We need to stop allowing these concoctions to be referred to by a word that the courts and the general population define and treat as medicine and protect from legal and financial liability.
The perpetrators of this fraud are trying a very neat trick—one that will help them go much faster and cancel out a lot of risk—at our expense. I understand why they are doing it.

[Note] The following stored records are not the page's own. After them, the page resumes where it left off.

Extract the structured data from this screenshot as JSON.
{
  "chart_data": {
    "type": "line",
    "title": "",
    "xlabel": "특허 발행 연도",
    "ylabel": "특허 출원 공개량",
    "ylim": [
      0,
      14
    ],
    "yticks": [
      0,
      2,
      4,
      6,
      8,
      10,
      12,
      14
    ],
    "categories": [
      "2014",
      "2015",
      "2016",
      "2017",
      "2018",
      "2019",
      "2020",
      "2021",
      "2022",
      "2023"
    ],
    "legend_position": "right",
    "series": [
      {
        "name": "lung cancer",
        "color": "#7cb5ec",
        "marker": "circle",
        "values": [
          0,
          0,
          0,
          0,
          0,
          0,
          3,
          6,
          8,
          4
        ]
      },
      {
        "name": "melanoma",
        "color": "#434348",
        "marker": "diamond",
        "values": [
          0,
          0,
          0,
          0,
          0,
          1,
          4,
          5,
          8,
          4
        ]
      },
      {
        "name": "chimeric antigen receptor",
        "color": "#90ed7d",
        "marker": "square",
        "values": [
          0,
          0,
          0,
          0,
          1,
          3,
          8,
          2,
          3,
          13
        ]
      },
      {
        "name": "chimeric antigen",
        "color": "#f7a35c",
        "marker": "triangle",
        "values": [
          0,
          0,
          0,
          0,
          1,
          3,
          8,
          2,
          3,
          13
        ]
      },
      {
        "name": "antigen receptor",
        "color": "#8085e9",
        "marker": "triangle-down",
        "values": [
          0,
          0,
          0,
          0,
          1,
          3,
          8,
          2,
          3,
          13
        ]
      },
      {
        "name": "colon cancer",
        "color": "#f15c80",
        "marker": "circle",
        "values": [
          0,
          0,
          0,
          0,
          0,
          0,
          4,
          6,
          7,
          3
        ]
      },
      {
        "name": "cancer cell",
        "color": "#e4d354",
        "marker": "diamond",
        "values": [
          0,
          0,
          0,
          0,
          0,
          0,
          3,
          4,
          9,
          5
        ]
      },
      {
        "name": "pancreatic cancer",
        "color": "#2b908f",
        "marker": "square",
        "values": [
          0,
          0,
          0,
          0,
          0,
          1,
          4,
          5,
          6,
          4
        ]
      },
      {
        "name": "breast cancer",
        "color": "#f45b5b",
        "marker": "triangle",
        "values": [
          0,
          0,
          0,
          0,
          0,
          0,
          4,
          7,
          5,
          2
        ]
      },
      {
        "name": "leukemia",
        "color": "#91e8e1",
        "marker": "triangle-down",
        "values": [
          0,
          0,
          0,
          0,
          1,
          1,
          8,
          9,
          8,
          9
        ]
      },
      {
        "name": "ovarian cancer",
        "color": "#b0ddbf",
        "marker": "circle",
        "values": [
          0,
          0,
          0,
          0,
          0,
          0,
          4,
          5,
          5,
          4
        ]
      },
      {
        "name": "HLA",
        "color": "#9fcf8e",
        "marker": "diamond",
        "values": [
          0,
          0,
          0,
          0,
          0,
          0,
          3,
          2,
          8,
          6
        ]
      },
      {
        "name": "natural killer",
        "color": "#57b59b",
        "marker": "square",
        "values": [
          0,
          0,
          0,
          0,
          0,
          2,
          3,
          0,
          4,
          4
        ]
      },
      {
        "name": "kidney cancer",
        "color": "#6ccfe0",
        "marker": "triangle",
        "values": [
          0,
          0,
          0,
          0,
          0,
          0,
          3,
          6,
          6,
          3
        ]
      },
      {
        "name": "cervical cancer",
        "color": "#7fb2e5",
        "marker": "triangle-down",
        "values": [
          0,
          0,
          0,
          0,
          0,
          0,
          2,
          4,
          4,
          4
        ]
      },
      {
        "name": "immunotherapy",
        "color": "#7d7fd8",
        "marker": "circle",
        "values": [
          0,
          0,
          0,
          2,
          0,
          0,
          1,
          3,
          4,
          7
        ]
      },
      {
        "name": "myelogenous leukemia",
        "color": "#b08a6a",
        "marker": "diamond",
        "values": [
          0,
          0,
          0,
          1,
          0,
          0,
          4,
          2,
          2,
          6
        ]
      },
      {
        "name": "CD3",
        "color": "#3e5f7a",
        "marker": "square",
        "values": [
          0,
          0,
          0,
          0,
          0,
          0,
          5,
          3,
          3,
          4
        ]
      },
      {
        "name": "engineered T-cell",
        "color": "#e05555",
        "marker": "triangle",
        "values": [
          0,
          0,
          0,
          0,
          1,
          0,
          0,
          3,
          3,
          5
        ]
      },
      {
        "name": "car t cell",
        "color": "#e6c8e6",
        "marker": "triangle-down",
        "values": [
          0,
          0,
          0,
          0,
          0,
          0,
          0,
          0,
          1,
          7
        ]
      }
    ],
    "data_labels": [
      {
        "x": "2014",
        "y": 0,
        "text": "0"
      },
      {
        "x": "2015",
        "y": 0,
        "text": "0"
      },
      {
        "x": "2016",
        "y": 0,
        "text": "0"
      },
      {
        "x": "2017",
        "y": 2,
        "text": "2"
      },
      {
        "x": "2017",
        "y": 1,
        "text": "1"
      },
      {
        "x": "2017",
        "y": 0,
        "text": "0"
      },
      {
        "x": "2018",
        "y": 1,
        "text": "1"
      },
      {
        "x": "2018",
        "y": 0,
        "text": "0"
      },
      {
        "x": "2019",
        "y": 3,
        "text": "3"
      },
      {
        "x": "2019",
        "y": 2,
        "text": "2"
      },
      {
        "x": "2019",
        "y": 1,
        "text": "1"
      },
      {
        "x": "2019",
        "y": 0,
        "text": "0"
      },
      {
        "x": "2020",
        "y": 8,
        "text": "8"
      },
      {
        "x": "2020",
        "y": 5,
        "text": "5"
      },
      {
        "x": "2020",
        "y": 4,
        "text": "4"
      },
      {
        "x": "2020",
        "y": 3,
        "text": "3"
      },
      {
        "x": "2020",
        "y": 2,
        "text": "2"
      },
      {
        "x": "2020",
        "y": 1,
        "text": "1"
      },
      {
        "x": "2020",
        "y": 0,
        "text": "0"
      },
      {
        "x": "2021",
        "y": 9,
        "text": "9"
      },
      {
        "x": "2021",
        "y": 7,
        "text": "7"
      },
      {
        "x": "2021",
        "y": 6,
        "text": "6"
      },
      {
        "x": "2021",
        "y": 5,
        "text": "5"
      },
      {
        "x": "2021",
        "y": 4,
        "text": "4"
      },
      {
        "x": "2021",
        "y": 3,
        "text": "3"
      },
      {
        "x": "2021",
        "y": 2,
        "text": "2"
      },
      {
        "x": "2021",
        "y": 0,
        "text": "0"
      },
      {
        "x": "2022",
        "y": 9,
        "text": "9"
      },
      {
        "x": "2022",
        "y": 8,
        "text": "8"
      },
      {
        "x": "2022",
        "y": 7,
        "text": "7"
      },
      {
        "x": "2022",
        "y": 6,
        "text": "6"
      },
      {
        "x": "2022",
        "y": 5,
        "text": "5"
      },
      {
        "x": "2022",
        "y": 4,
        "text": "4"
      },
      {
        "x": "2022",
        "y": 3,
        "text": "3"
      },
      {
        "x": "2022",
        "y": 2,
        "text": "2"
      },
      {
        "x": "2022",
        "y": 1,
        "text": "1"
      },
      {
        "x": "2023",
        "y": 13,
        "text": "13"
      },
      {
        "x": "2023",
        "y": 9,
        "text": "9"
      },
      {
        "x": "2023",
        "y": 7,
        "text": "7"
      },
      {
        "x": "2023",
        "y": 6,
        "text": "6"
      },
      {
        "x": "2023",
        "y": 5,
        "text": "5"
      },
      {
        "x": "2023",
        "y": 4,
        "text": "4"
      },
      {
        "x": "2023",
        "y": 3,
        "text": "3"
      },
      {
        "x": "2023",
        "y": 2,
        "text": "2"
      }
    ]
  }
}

What I don’t understand is why we are helping them. Why are we acquiescing in calling these bizarre and deeply dangerous concoctions “vaccines”? Whatever they are, they are not medicine.
So, what shall our naming convention be? What name shall we give to the relevant poisons, neurologically damaging metals, and digital shackles?
Whatever we call them, I know one thing. THEY ARE NOT MEDICINE, WHICH MEANS THEY SURE ARE NOT VACCINES.